Redazione Il Milanista

Dopo la notizia sulle condizioni di salute di Gazidis i tifosi rossoneri hanno esposto a casa Milan uno striscione per il dirigente

La notizia del cancro diagnosticato a Ivan Gazidis è stat come un fulmine a ciel sereno. L'attenzione era tutta sul mercato tra cessioni e nuovi arrivi. Poi ci sono le tematiche dei rinnovi contrattuali con la paura dei tifosi di vivere un Donnarumma o un Calhanoglu bis. Eppure il comunicato del Milan ha fatto passare tutto in secondo piano, perché ovviamente con la salute non si gioca. Lo hanno capito anche i tifosi rossoneri, che appresa la notizia hanno voluto esprimere la loro vicinanza al dirigente sudafricano, con uno striscione che è comparso sotto la sede del club meneghino, a Casa Milan. La foto ha ovviamente fatto subito il giro del mondo grazie ai social, diventando virale Una manifestazioni di affetto per Gazidis, che non ha alcuna intenzione di mollare.

Gazidis e i tifosi: all'inizio non era 'rosa e fiori'

Eppure il rapporto tra Gazidis e i tifosi Milan non era nato sotto i migliori auspici. Complice anche l'addio di Zvonimir Boban dopo pochi mesi dal suo ritorno a Milanello. Era finito al centro delle critiche l'attuale amministratore delegato e direttore generale rossonero. Sembra un lontano ricordo, anche perché 'l'ascia di guerra' è stata sepolta. E non solo per la questione legata al cancro. I tifosi si sono schierati al fianco della società sulla scelta fatta per Donnarumma e Calhanoglu e poi si è festeggiato tutti insieme il ritorno in Champions League dopo otto lunghi anni. I risultati quindi sono stati la miglior medicina in questo caso.

Il comunicato di Gazidis

la notizia sul tumore riscontrato a Gazidis è stata data dal diretto interessato, con un comunicato sul sito del Milan.

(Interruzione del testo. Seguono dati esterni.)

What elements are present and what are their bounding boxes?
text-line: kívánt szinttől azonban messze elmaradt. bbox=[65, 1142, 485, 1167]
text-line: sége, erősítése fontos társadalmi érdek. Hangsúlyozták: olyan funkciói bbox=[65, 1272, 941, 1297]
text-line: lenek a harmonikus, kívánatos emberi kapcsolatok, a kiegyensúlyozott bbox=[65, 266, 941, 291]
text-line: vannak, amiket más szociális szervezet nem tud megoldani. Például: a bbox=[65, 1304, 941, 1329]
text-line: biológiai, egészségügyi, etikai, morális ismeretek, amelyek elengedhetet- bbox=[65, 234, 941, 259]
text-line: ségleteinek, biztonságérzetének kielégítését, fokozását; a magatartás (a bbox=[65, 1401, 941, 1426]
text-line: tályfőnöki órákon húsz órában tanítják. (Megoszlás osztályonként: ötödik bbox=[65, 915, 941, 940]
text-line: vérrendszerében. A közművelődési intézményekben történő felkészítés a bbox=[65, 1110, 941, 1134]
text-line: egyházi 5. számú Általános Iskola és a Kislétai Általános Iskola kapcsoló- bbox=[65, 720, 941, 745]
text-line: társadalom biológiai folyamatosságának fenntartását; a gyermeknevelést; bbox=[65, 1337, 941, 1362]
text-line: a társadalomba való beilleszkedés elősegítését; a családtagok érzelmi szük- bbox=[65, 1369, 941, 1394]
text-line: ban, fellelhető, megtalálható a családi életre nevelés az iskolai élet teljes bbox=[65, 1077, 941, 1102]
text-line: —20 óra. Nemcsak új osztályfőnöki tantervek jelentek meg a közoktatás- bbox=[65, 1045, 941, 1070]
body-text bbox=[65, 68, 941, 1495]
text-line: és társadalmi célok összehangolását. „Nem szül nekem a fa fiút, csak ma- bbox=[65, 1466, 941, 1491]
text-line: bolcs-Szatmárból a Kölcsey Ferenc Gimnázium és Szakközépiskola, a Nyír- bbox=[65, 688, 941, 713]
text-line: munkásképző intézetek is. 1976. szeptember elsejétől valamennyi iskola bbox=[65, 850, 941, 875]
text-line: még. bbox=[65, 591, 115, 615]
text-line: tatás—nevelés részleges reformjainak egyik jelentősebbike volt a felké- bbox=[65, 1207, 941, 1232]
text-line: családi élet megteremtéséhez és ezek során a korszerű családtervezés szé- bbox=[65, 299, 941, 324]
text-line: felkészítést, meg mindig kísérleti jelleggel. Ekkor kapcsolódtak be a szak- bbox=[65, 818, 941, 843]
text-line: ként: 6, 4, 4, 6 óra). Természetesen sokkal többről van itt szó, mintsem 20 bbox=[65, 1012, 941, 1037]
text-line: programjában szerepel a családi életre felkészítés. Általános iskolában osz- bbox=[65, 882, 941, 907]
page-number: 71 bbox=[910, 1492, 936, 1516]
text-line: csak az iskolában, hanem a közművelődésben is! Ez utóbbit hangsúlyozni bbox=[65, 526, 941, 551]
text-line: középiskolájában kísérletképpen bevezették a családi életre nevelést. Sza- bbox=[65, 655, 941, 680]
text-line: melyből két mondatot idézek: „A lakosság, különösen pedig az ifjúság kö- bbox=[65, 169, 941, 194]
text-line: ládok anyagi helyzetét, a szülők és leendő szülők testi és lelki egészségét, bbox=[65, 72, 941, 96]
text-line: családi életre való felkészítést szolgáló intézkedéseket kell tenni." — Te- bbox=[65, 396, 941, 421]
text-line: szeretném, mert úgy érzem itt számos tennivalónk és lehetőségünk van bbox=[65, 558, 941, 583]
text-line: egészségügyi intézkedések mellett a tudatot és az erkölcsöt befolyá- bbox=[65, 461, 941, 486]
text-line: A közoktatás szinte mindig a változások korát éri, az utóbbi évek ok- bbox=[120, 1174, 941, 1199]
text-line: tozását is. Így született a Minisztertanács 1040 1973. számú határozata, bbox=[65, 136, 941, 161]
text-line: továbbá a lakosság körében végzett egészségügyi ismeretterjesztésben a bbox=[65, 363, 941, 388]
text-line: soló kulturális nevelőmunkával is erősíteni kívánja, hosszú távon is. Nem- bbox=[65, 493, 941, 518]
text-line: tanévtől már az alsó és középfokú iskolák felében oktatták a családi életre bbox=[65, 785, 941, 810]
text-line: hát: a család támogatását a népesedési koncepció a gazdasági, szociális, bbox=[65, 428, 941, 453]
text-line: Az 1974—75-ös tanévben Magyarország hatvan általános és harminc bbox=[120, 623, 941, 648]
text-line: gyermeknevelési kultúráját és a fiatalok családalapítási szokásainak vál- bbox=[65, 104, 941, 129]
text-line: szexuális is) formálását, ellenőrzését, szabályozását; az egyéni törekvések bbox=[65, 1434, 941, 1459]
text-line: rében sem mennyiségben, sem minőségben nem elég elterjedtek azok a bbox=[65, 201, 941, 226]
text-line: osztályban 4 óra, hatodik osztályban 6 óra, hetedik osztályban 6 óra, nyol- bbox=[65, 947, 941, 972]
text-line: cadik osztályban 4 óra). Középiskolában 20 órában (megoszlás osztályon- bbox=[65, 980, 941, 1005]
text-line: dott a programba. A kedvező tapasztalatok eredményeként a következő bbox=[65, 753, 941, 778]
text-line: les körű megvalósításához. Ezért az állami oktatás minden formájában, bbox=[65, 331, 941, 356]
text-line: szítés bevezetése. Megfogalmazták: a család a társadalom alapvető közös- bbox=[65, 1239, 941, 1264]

"Certamente, non c'è mai un buon momento per una diagnosi di cancro. Ma fortunatamente sembra una forma molto curabile. Mi seguirà una equipe medica di alto livello e ho il supporto dei miei cari e di tutti i colleghi e collaboratori del Club: sono fiducioso, sulla base di tutti i primi consulti medici, che il tumore sarà trattato con successo, con un completo recupero. La mia diagnosi dimostra l'importanza di controlli medici regolari, anche se non si hanno sintomi. Mi sento di incoraggiare veramente tutti a dare priorità alla propria salute e di non sottovalutare la prevenzione, anche negli obblighi quotidiani della vita e del lavoro”.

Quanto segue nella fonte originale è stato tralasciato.